Some WIP notes from a first watch of Google’s The Bits and Bytes of Computer Networking course.
This course appears to be targeted at a support engineer
Parallels with person-to-person communication and the rules that we follow.
TCP/IP 5-layer model (we’ll also touch on 7-layer OSI)
Copper twisted-pair: most common are Cat5, Cat5e, Cat6 - affects length / transfer rate, resistance to interference
Crosstalk: when an electrical pulse on one wire accidentally detected on the other wire
Fiber optic: longer distance than copper, not affected by interference, much more fragile
Hubs and switches are used on a single network (LAN). Router: a device that knows how to forward data between independent networks
Router is a Layer 3 (network layer) device. Router inspects IP data to determine where to send things.
(Routing tables?)
Home / office routers - forward traffic from home to ISP. There a more sophisticated router takes over.
Core ISP routers deal with complexity in deciding where to send traffic.
Routers communicate with BGP (Border Gateway Protocol) - informs about optimal paths to transfer traffic
(Aside: network engineer designs a network?)
Modulation - the way of varying the voltage of charge across charge. Aka line coding. Representing 1s and 0s.
Twisted pair cable: cat6 has 8 wires (4 twisted pairs). How many are in use? depends on transmission technology.
Allows for duplex communication: information can flow in both directions across the cable (in contrast with simplex)
1 or 2 pairs reserved for communicating in each direction
RJ45 plug / port: exposes the internal wires
RJ45 port LEDs:
Network connectors in walls usually end in patch panel: container for endpoints of many runs of cable. Cables then run from patch panel to a switch
Frames
Ethernet 1980, standardized 1983. A few changes since then for increasing bandwidth needs, but pretty much as it was then. Back then, switches hadn’t been invented yet. All devices shared a single collision domain (network segment where only one device can send data at a time). Ethernet solved this with carrier sense multiple access with collision detection (CSMA/CD): if no data currently being sent, node will feel free to send data. If both try and send data, they’ll detect and stop. Both wait a random time and then try again.
On a collision domain, all nodes receive all signals. We need a way of identifying who data was intended for. Hence MAC address (globally unique ID atached to an individual network interface). 48-bit (6 groupings of 2 hex numbers). Or an octet. Any number that can be represented in 256 bits (2 hex digits).
How are MAC addresses globally unique?
data packet: all encompassing term for any single set of binary data being sent across a network link (not tied to layer or technology - concept)
At Ethernet level they’re known as frames. Highly structured collection of information presented in specific order.
MAC addresses are not a good way of addressing computers on different networks - they have no useful organisation and tell us nothing about a physical location. We need something else.
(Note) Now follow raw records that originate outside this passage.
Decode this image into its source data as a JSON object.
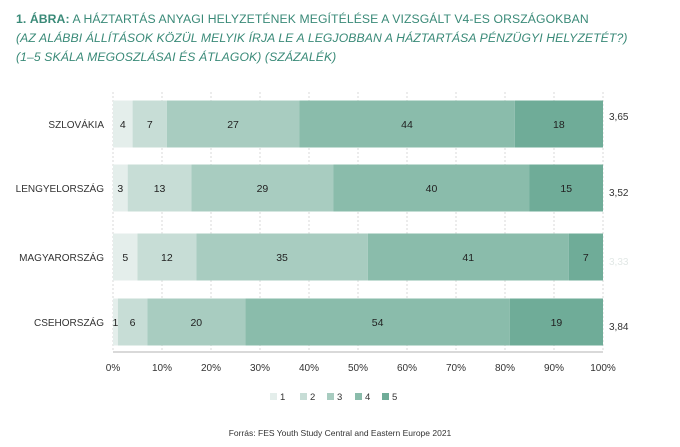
{
  "title": {
    "number": "1. ÁBRA:",
    "text": "A HÁZTARTÁS ANYAGI HELYZETÉNEK MEGÍTÉLÉSE A VIZSGÁLT V4-ES ORSZÁGOKBAN",
    "subtitle_1": "(AZ ALÁBBI ÁLLÍTÁSOK KÖZÜL MELYIK ÍRJA LE A LEGJOBBAN A HÁZTARTÁSA PÉNZÜGYI HELYZETÉT?)",
    "subtitle_2": "(1–5 SKÁLA MEGOSZLÁSAI ÉS ÁTLAGOK) (SZÁZALÉK)"
  },
  "source": "Forrás: FES Youth Study Central and Eastern Europe 2021",
  "chart_data": {
    "type": "bar",
    "orientation": "horizontal",
    "stacked": true,
    "categories": [
      "SZLOVÁKIA",
      "LENGYELORSZÁG",
      "MAGYARORSZÁG",
      "CSEHORSZÁG"
    ],
    "series": [
      {
        "name": "1",
        "values": [
          4,
          3,
          5,
          1
        ],
        "color": "#e4eeeb"
      },
      {
        "name": "2",
        "values": [
          7,
          13,
          12,
          6
        ],
        "color": "#c7ddd6"
      },
      {
        "name": "3",
        "values": [
          27,
          29,
          35,
          20
        ],
        "color": "#a8ccc0"
      },
      {
        "name": "4",
        "values": [
          44,
          40,
          41,
          54
        ],
        "color": "#8abcab"
      },
      {
        "name": "5",
        "values": [
          18,
          15,
          7,
          19
        ],
        "color": "#6fac98"
      }
    ],
    "data_labels": [
      [
        "4",
        "7",
        "27",
        "44",
        "18"
      ],
      [
        "3",
        "13",
        "29",
        "40",
        "15"
      ],
      [
        "5",
        "12",
        "35",
        "41",
        "7"
      ],
      [
        "1",
        "6",
        "20",
        "54",
        "19"
      ]
    ],
    "averages": [
      "3,65",
      "3,52",
      "3,33",
      "3,84"
    ],
    "average_colors": [
      "#333333",
      "#333333",
      "#e2e8e6",
      "#333333"
    ],
    "x_ticks": [
      "0%",
      "10%",
      "20%",
      "30%",
      "40%",
      "50%",
      "60%",
      "70%",
      "80%",
      "90%",
      "100%"
    ],
    "xlim": [
      0,
      100
    ],
    "grid": true,
    "legend_position": "bottom"
  }
}
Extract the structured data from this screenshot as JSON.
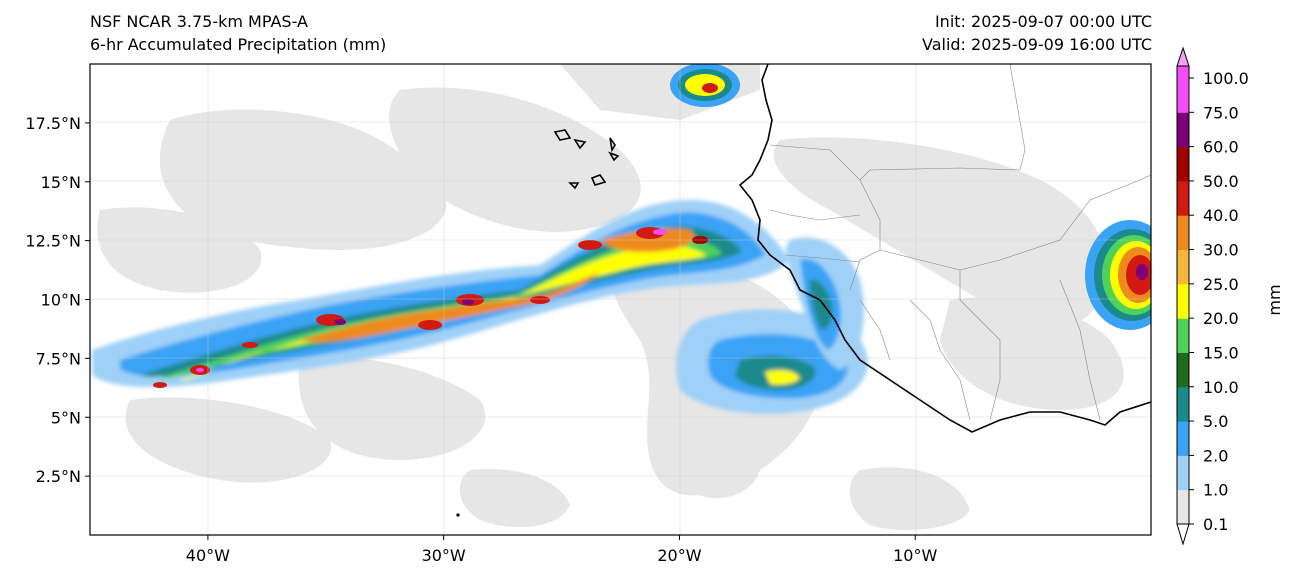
{
  "header": {
    "model": "NSF NCAR 3.75-km MPAS-A",
    "field": "6-hr Accumulated Precipitation (mm)",
    "init": "Init: 2025-09-07 00:00 UTC",
    "valid": "Valid: 2025-09-09 16:00 UTC"
  },
  "map": {
    "lon_range": [
      -45,
      0
    ],
    "lat_range": [
      0,
      20
    ],
    "lon_ticks": [
      {
        "value": -40,
        "label": "40°W"
      },
      {
        "value": -30,
        "label": "30°W"
      },
      {
        "value": -20,
        "label": "20°W"
      },
      {
        "value": -10,
        "label": "10°W"
      }
    ],
    "lat_ticks": [
      {
        "value": 2.5,
        "label": "2.5°N"
      },
      {
        "value": 5,
        "label": "5°N"
      },
      {
        "value": 7.5,
        "label": "7.5°N"
      },
      {
        "value": 10,
        "label": "10°N"
      },
      {
        "value": 12.5,
        "label": "12.5°N"
      },
      {
        "value": 15,
        "label": "15°N"
      },
      {
        "value": 17.5,
        "label": "17.5°N"
      }
    ],
    "gridlines": true
  },
  "colorbar": {
    "unit_label": "mm",
    "levels": [
      {
        "label": "0.1",
        "color": "#e6e6e6"
      },
      {
        "label": "1.0",
        "color": "#9fd0f7"
      },
      {
        "label": "2.0",
        "color": "#3aa3f5"
      },
      {
        "label": "5.0",
        "color": "#1a8a8c"
      },
      {
        "label": "10.0",
        "color": "#1d6b1d"
      },
      {
        "label": "15.0",
        "color": "#4fd25a"
      },
      {
        "label": "20.0",
        "color": "#ffff00"
      },
      {
        "label": "25.0",
        "color": "#f6b63a"
      },
      {
        "label": "30.0",
        "color": "#ee8a1e"
      },
      {
        "label": "40.0",
        "color": "#d21a12"
      },
      {
        "label": "50.0",
        "color": "#a30000"
      },
      {
        "label": "60.0",
        "color": "#7d0078"
      },
      {
        "label": "75.0",
        "color": "#f54df5"
      },
      {
        "label": "100.0",
        "color": "#ffffff"
      }
    ],
    "over_color": "#f0a3f0"
  }
}
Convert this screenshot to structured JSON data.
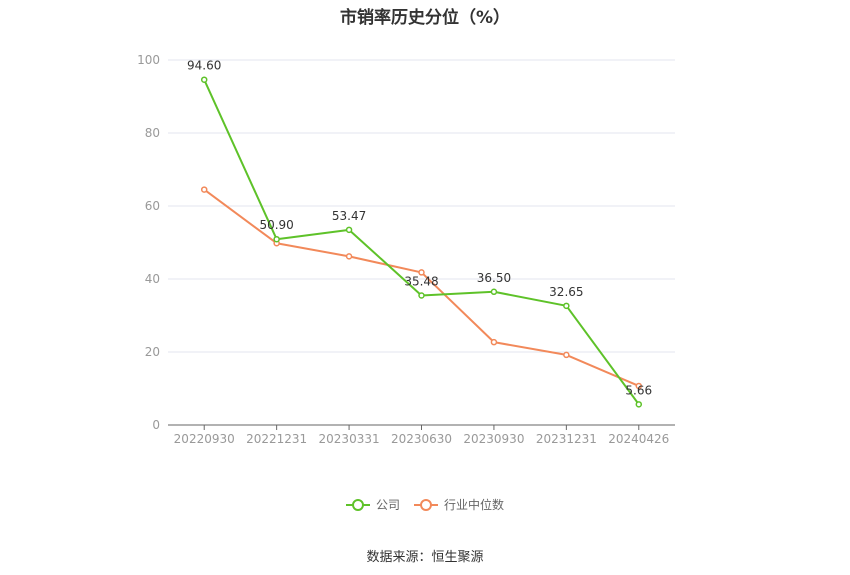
{
  "title": "市销率历史分位（%）",
  "source": "数据来源：恒生聚源",
  "chart_data": {
    "type": "line",
    "categories": [
      "20220930",
      "20221231",
      "20230331",
      "20230630",
      "20230930",
      "20231231",
      "20240426"
    ],
    "ylim": [
      0,
      100
    ],
    "yticks": [
      "0",
      "20",
      "40",
      "60",
      "80",
      "100"
    ],
    "grid": true,
    "legend_position": "bottom",
    "series": [
      {
        "name": "公司",
        "color": "#5ec229",
        "values": [
          94.6,
          50.9,
          53.47,
          35.48,
          36.5,
          32.65,
          5.66
        ],
        "labels": [
          "94.60",
          "50.90",
          "53.47",
          "35.48",
          "36.50",
          "32.65",
          "5.66"
        ]
      },
      {
        "name": "行业中位数",
        "color": "#f2895a",
        "values": [
          64.5,
          49.8,
          46.2,
          41.8,
          22.7,
          19.2,
          10.7
        ]
      }
    ]
  }
}
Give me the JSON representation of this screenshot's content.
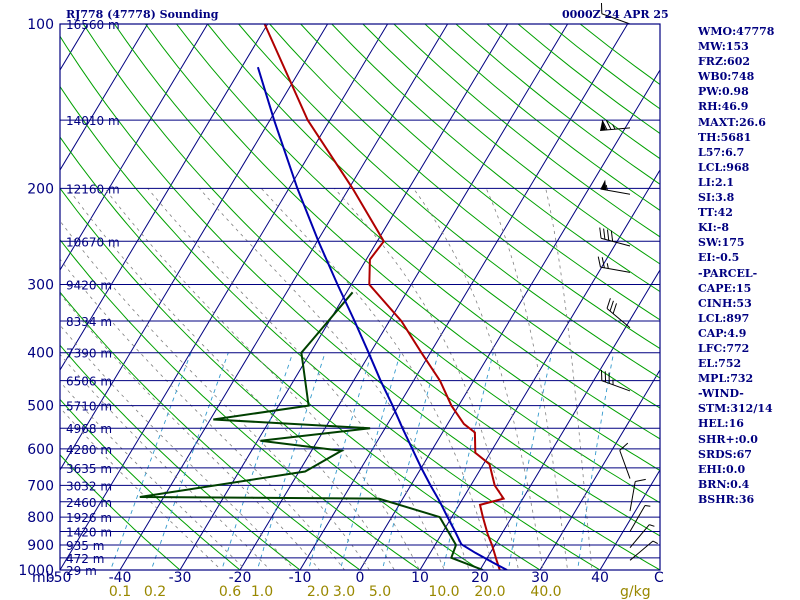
{
  "header": {
    "station": "RJ778 (47778) Sounding",
    "time": "0000Z 24 APR 25"
  },
  "stats": [
    "WMO:47778",
    "MW:153",
    "FRZ:602",
    "WB0:748",
    "PW:0.98",
    "RH:46.9",
    "MAXT:26.6",
    "TH:5681",
    "L57:6.7",
    "LCL:968",
    "LI:2.1",
    "SI:3.8",
    "TT:42",
    "KI:-8",
    "SW:175",
    "EI:-0.5",
    "-PARCEL-",
    "CAPE:15",
    "CINH:53",
    "LCL:897",
    "CAP:4.9",
    "LFC:772",
    "EL:752",
    "MPL:732",
    "-WIND-",
    "STM:312/14",
    "HEL:16",
    "SHR+:0.0",
    "SRDS:67",
    "EHI:0.0",
    "BRN:0.4",
    "BSHR:36"
  ],
  "colors": {
    "frame": "#000080",
    "isobar": "#000080",
    "isotherm": "#000080",
    "dry_adiabat": "#00a000",
    "moist_adiabat": "#808080",
    "mixing_ratio": "#3399cc",
    "temperature": "#b00000",
    "dewpoint": "#004000",
    "parcel": "#0000b0",
    "mixing_ratio_labels": "#998800",
    "text": "#000080"
  },
  "chart_data": {
    "type": "line",
    "subtype": "skew-t log-p",
    "xlabel": "C",
    "ylabel": "mb",
    "xlim": [
      -50,
      50
    ],
    "ylim": [
      1000,
      100
    ],
    "y_scale": "log",
    "pressure_labels": [
      100,
      200,
      300,
      400,
      500,
      600,
      700,
      800,
      900,
      1000
    ],
    "temperature_ticks": [
      "-50",
      "-40",
      "-30",
      "-20",
      "-10",
      "0",
      "10",
      "20",
      "30",
      "40"
    ],
    "mixing_ratio_labels": [
      "0.1",
      "0.2",
      "0.6",
      "1.0",
      "2.0",
      "3.0",
      "5.0",
      "10.0",
      "20.0",
      "40.0"
    ],
    "mixing_ratio_unit": "g/kg",
    "height_levels": [
      {
        "p": 100,
        "label": "16560 m"
      },
      {
        "p": 150,
        "label": "14010 m"
      },
      {
        "p": 200,
        "label": "12160 m"
      },
      {
        "p": 250,
        "label": "10670 m"
      },
      {
        "p": 300,
        "label": "9420 m"
      },
      {
        "p": 350,
        "label": "8334 m"
      },
      {
        "p": 400,
        "label": "7390 m"
      },
      {
        "p": 450,
        "label": "6506 m"
      },
      {
        "p": 500,
        "label": "5710 m"
      },
      {
        "p": 550,
        "label": "4968 m"
      },
      {
        "p": 600,
        "label": "4280 m"
      },
      {
        "p": 650,
        "label": "3635 m"
      },
      {
        "p": 700,
        "label": "3032 m"
      },
      {
        "p": 750,
        "label": "2460 m"
      },
      {
        "p": 800,
        "label": "1926 m"
      },
      {
        "p": 850,
        "label": "1420 m"
      },
      {
        "p": 900,
        "label": "935 m"
      },
      {
        "p": 950,
        "label": "472 m"
      },
      {
        "p": 1000,
        "label": "29 m"
      }
    ],
    "series": [
      {
        "role": "temperature",
        "points": [
          {
            "p": 1000,
            "t": 23.3
          },
          {
            "p": 960,
            "t": 21.8
          },
          {
            "p": 900,
            "t": 19.5
          },
          {
            "p": 860,
            "t": 17.7
          },
          {
            "p": 800,
            "t": 15.2
          },
          {
            "p": 760,
            "t": 13.5
          },
          {
            "p": 740,
            "t": 16.8
          },
          {
            "p": 700,
            "t": 14.0
          },
          {
            "p": 640,
            "t": 11.0
          },
          {
            "p": 610,
            "t": 7.5
          },
          {
            "p": 560,
            "t": 5.4
          },
          {
            "p": 540,
            "t": 2.7
          },
          {
            "p": 500,
            "t": -1.2
          },
          {
            "p": 450,
            "t": -5.6
          },
          {
            "p": 400,
            "t": -11.5
          },
          {
            "p": 350,
            "t": -18.0
          },
          {
            "p": 300,
            "t": -27.0
          },
          {
            "p": 270,
            "t": -29.4
          },
          {
            "p": 250,
            "t": -28.9
          },
          {
            "p": 200,
            "t": -39.4
          },
          {
            "p": 150,
            "t": -53.7
          },
          {
            "p": 100,
            "t": -70.5
          }
        ]
      },
      {
        "role": "dewpoint",
        "points": [
          {
            "p": 1000,
            "t": 20.5
          },
          {
            "p": 950,
            "t": 14.0
          },
          {
            "p": 900,
            "t": 13.5
          },
          {
            "p": 800,
            "t": 8.0
          },
          {
            "p": 740,
            "t": -4.0
          },
          {
            "p": 735,
            "t": -44.0
          },
          {
            "p": 660,
            "t": -19.0
          },
          {
            "p": 605,
            "t": -15.0
          },
          {
            "p": 580,
            "t": -29.5
          },
          {
            "p": 550,
            "t": -12.5
          },
          {
            "p": 530,
            "t": -39.5
          },
          {
            "p": 500,
            "t": -25.0
          },
          {
            "p": 400,
            "t": -31.5
          },
          {
            "p": 380,
            "t": -31.0
          },
          {
            "p": 310,
            "t": -29.0
          }
        ]
      },
      {
        "role": "parcel",
        "points": [
          {
            "p": 1000,
            "t": 24.5
          },
          {
            "p": 970,
            "t": 21.5
          },
          {
            "p": 930,
            "t": 17.5
          },
          {
            "p": 897,
            "t": 14.3
          },
          {
            "p": 850,
            "t": 12.0
          },
          {
            "p": 800,
            "t": 9.3
          },
          {
            "p": 750,
            "t": 6.5
          },
          {
            "p": 700,
            "t": 3.3
          },
          {
            "p": 650,
            "t": 0.0
          },
          {
            "p": 600,
            "t": -3.4
          },
          {
            "p": 550,
            "t": -7.1
          },
          {
            "p": 500,
            "t": -11.0
          },
          {
            "p": 450,
            "t": -15.5
          },
          {
            "p": 400,
            "t": -20.3
          },
          {
            "p": 350,
            "t": -25.8
          },
          {
            "p": 300,
            "t": -32.3
          },
          {
            "p": 250,
            "t": -39.8
          },
          {
            "p": 200,
            "t": -48.6
          },
          {
            "p": 150,
            "t": -59.3
          },
          {
            "p": 120,
            "t": -67.3
          }
        ]
      }
    ],
    "wind_barbs": [
      {
        "p": 100,
        "dir": 290,
        "spd": 10
      },
      {
        "p": 155,
        "dir": 265,
        "spd": 75
      },
      {
        "p": 205,
        "dir": 280,
        "spd": 55
      },
      {
        "p": 255,
        "dir": 285,
        "spd": 40
      },
      {
        "p": 285,
        "dir": 280,
        "spd": 25
      },
      {
        "p": 360,
        "dir": 310,
        "spd": 30
      },
      {
        "p": 470,
        "dir": 290,
        "spd": 35
      },
      {
        "p": 680,
        "dir": 340,
        "spd": 10
      },
      {
        "p": 780,
        "dir": 10,
        "spd": 10
      },
      {
        "p": 850,
        "dir": 30,
        "spd": 5
      },
      {
        "p": 910,
        "dir": 40,
        "spd": 5
      },
      {
        "p": 960,
        "dir": 50,
        "spd": 5
      }
    ]
  }
}
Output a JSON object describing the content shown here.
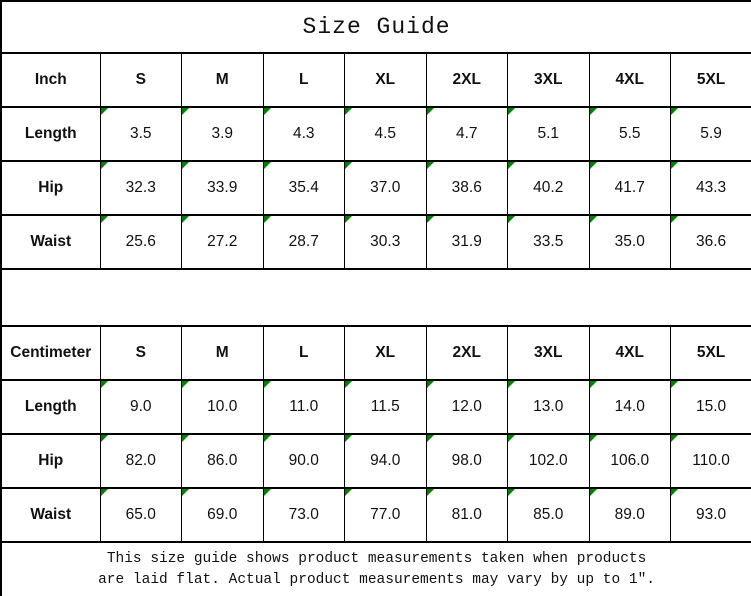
{
  "title": "Size Guide",
  "sizes": [
    "S",
    "M",
    "L",
    "XL",
    "2XL",
    "3XL",
    "4XL",
    "5XL"
  ],
  "tables": [
    {
      "unit_label": "Inch",
      "rows": [
        {
          "label": "Length",
          "values": [
            "3.5",
            "3.9",
            "4.3",
            "4.5",
            "4.7",
            "5.1",
            "5.5",
            "5.9"
          ]
        },
        {
          "label": "Hip",
          "values": [
            "32.3",
            "33.9",
            "35.4",
            "37.0",
            "38.6",
            "40.2",
            "41.7",
            "43.3"
          ]
        },
        {
          "label": "Waist",
          "values": [
            "25.6",
            "27.2",
            "28.7",
            "30.3",
            "31.9",
            "33.5",
            "35.0",
            "36.6"
          ]
        }
      ]
    },
    {
      "unit_label": "Centimeter",
      "rows": [
        {
          "label": "Length",
          "values": [
            "9.0",
            "10.0",
            "11.0",
            "11.5",
            "12.0",
            "13.0",
            "14.0",
            "15.0"
          ]
        },
        {
          "label": "Hip",
          "values": [
            "82.0",
            "86.0",
            "90.0",
            "94.0",
            "98.0",
            "102.0",
            "106.0",
            "110.0"
          ]
        },
        {
          "label": "Waist",
          "values": [
            "65.0",
            "69.0",
            "73.0",
            "77.0",
            "81.0",
            "85.0",
            "89.0",
            "93.0"
          ]
        }
      ]
    }
  ],
  "footer": {
    "line1": "This size guide shows product measurements taken when products",
    "line2": "are laid flat. Actual product measurements may vary by up to 1″."
  },
  "colors": {
    "background": "#ffffff",
    "border": "#000000",
    "text": "#111111",
    "cell_flag_green": "#008000"
  },
  "icons": {
    "cell_flag": "green-corner-triangle"
  }
}
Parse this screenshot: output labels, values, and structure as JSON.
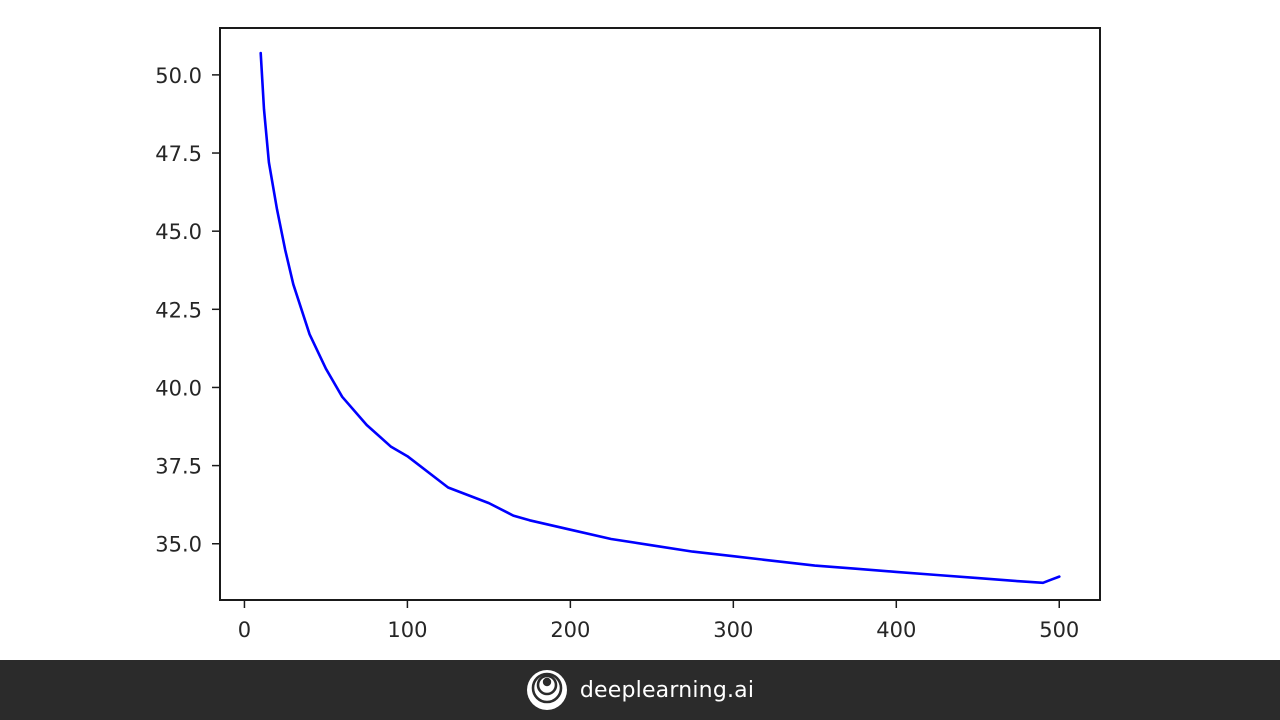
{
  "chart_data": {
    "type": "line",
    "title": "",
    "xlabel": "",
    "ylabel": "",
    "xlim": [
      -15,
      525
    ],
    "ylim": [
      33.2,
      51.5
    ],
    "xticks": [
      0,
      100,
      200,
      300,
      400,
      500
    ],
    "yticks": [
      35.0,
      37.5,
      40.0,
      42.5,
      45.0,
      47.5,
      50.0
    ],
    "xtick_labels": [
      "0",
      "100",
      "200",
      "300",
      "400",
      "500"
    ],
    "ytick_labels": [
      "35.0",
      "37.5",
      "40.0",
      "42.5",
      "45.0",
      "47.5",
      "50.0"
    ],
    "grid": false,
    "series": [
      {
        "color": "#0000ff",
        "x": [
          10,
          12,
          15,
          20,
          25,
          30,
          40,
          50,
          60,
          75,
          90,
          100,
          125,
          150,
          165,
          175,
          200,
          225,
          250,
          275,
          300,
          325,
          350,
          375,
          400,
          425,
          450,
          475,
          490,
          495,
          500
        ],
        "y": [
          50.7,
          48.9,
          47.2,
          45.7,
          44.4,
          43.3,
          41.7,
          40.6,
          39.7,
          38.8,
          38.1,
          37.8,
          36.8,
          36.3,
          35.9,
          35.75,
          35.45,
          35.15,
          34.95,
          34.75,
          34.6,
          34.45,
          34.3,
          34.2,
          34.1,
          34.0,
          33.9,
          33.8,
          33.75,
          33.85,
          33.95
        ]
      }
    ]
  },
  "footer": {
    "brand": "deeplearning.ai",
    "logo_icon": "concentric-circles-logo"
  }
}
32-bit, 4 octets. Dotted decimal notation
Distributed in large sections to various organisations. Hierarchical and easier to store data about.
e.g. IBM own all IP addresses starting with 9. So if a router wants to get data to a network starting with 9, it knows it just needs to get it to one of IBM’s routers
IP addresses belong to networks, not the devices attached to those networks
Packets in IP are called IP datagrams. Again, a highly structured series of fields. Header and payload.
Contains more data than an Ethernet frame header
An IP address can be split into network ID and host ID.
9.100.100.100: first octet is network ID, remainder is host ID
address class system: a way of defining how global IP address space split up:
We talk of e.g. a “Class C network”.
Class affects max # hosts addressable on network.
Can tell what type of network it is by first octet.
There are also
Mainly replaced by CIDR - classless inter-domain routing
A protocol used to discover the hardware address of a node with a certain IP address.
Transmitting device needs a destination MAC address.
All devices maintain a local list of IP - MAC addresses (ARP table)
If we want to send to an IP we don’t have a table entry for, then it sends it to MAC broadcast address. Then the computer with that IP address responds with an ARP response containing its MAC address. Computer will then store this in its local IP table.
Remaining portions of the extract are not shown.